Bernd Wiemann, Everest Insurance

Everest will Dax-Konzerne versichern

Der deutsche Industrieversicherungsmarkt hatte zuletzt mit tiefroten Zahlen zu kämpfen. Jetzt will Everest Insurance, Tochter des weltweit siebtgrößten Rückversicherers, in den Markt vorstoßen, wie Bernd Wiemann erläutert.

Everest will Dax-Konzerne versichern

Von Antje Kullrich, Düsseldorf

Die stark steigenden Preise in der Industrieversicherung ziehen neue Marktteilnehmer an. Im Oktober ist die Everest Insurance mit einer Niederlassung in Düsseldorf gestartet. Das Unternehmen will sich vor allem als Kapazitätsgeber für Großrisiken einen Namen machen.

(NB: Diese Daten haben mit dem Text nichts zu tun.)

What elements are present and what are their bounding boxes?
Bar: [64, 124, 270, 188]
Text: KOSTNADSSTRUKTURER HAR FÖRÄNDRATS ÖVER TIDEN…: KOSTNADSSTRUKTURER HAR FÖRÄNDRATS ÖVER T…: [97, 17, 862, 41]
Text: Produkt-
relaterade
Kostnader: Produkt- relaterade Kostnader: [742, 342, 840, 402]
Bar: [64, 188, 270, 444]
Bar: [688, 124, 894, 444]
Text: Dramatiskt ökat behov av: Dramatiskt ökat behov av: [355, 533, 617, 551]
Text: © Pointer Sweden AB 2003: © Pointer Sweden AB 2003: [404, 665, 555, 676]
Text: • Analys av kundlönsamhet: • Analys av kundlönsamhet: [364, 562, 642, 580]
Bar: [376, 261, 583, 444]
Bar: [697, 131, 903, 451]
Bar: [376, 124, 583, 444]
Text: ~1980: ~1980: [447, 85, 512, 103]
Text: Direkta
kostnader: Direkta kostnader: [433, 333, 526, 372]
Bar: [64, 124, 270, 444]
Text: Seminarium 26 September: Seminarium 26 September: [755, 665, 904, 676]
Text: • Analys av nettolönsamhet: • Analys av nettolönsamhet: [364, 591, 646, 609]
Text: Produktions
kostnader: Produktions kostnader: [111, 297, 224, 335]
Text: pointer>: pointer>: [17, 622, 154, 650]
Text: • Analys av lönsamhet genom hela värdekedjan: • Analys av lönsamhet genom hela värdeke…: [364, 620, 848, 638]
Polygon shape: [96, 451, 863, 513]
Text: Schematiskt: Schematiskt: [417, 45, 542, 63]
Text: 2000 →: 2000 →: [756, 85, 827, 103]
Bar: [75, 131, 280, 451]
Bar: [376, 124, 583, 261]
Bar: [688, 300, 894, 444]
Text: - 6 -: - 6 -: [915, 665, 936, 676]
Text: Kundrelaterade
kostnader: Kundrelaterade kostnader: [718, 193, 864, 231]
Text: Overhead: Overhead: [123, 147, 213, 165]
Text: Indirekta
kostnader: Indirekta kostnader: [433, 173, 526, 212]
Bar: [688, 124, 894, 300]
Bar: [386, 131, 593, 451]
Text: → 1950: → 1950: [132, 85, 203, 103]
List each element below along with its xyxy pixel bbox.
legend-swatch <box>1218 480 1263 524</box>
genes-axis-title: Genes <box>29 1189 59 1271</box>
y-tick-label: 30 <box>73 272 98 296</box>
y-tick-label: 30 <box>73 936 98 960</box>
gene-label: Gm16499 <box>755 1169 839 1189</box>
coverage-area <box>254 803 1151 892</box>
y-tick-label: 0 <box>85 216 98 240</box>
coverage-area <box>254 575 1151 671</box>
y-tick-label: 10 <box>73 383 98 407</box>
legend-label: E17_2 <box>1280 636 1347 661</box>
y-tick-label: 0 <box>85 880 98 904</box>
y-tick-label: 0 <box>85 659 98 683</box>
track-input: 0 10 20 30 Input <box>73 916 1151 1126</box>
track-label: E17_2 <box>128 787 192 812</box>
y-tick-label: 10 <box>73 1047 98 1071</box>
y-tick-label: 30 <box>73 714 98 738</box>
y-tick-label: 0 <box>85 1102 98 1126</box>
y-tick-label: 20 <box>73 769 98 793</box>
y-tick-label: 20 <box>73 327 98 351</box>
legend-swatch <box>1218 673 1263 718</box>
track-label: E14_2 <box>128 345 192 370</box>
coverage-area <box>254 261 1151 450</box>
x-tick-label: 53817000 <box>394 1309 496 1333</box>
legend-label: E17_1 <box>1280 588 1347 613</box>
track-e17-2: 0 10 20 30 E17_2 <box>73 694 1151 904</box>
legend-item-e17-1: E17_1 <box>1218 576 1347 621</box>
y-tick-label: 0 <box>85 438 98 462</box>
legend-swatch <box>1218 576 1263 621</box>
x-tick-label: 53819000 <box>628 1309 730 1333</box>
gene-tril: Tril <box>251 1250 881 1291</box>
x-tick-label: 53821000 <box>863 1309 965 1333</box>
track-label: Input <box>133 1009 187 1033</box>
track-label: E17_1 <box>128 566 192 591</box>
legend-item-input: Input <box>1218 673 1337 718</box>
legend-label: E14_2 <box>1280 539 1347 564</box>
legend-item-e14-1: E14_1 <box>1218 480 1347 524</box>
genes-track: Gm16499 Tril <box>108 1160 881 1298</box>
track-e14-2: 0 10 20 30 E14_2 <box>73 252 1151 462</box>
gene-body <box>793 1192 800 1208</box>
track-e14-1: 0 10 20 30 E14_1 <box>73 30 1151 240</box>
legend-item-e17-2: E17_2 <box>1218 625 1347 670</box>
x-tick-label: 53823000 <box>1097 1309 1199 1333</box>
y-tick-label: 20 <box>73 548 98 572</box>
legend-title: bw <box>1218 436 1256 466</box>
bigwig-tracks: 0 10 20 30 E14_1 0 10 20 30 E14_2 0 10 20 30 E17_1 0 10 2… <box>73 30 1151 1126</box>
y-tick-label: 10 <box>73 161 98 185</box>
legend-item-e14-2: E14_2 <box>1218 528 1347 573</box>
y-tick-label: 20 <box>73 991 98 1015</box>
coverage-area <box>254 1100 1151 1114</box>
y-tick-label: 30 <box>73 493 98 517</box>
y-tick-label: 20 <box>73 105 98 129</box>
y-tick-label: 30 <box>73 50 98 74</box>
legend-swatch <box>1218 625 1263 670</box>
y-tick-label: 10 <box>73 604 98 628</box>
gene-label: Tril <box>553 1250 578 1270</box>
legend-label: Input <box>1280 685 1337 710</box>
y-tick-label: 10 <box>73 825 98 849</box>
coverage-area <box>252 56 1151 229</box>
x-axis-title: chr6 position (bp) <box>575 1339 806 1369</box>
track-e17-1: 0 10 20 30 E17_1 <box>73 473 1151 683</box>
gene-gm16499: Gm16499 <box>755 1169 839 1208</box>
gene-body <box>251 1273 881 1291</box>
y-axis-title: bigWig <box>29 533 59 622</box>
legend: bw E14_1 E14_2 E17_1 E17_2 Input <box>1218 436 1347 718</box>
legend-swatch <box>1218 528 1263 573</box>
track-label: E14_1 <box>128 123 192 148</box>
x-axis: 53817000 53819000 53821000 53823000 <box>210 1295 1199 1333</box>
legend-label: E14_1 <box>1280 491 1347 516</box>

Mit Everest Re hat der Newcomer den siebtgrößten Rückversicherer der Welt als Mutter im Rücken. Die in Bermuda ansässige Gruppe verfügt über ein „A+“-Rating. Mit ihrem neuen CEO Juan Andrade, der Anfang 2020 den Chefposten übernahm, setzte Everest vor zwei ­Jahren zur internationalen Expansion an. Mit dem stärkeren Fokus auf die Industrieversicherung will Everest den Geschäftsmix diversifizieren. In der Erstversicherung sieht der aktuelle Drei-Jahres-Plan ein jährliches Beitragswachstum um die 20% vor, in der Rückversicherung ist es nur halb so viel. In Europa startete der Industrieversicherer in diesem Jahr in Spanien, Frankreich und Deutschland.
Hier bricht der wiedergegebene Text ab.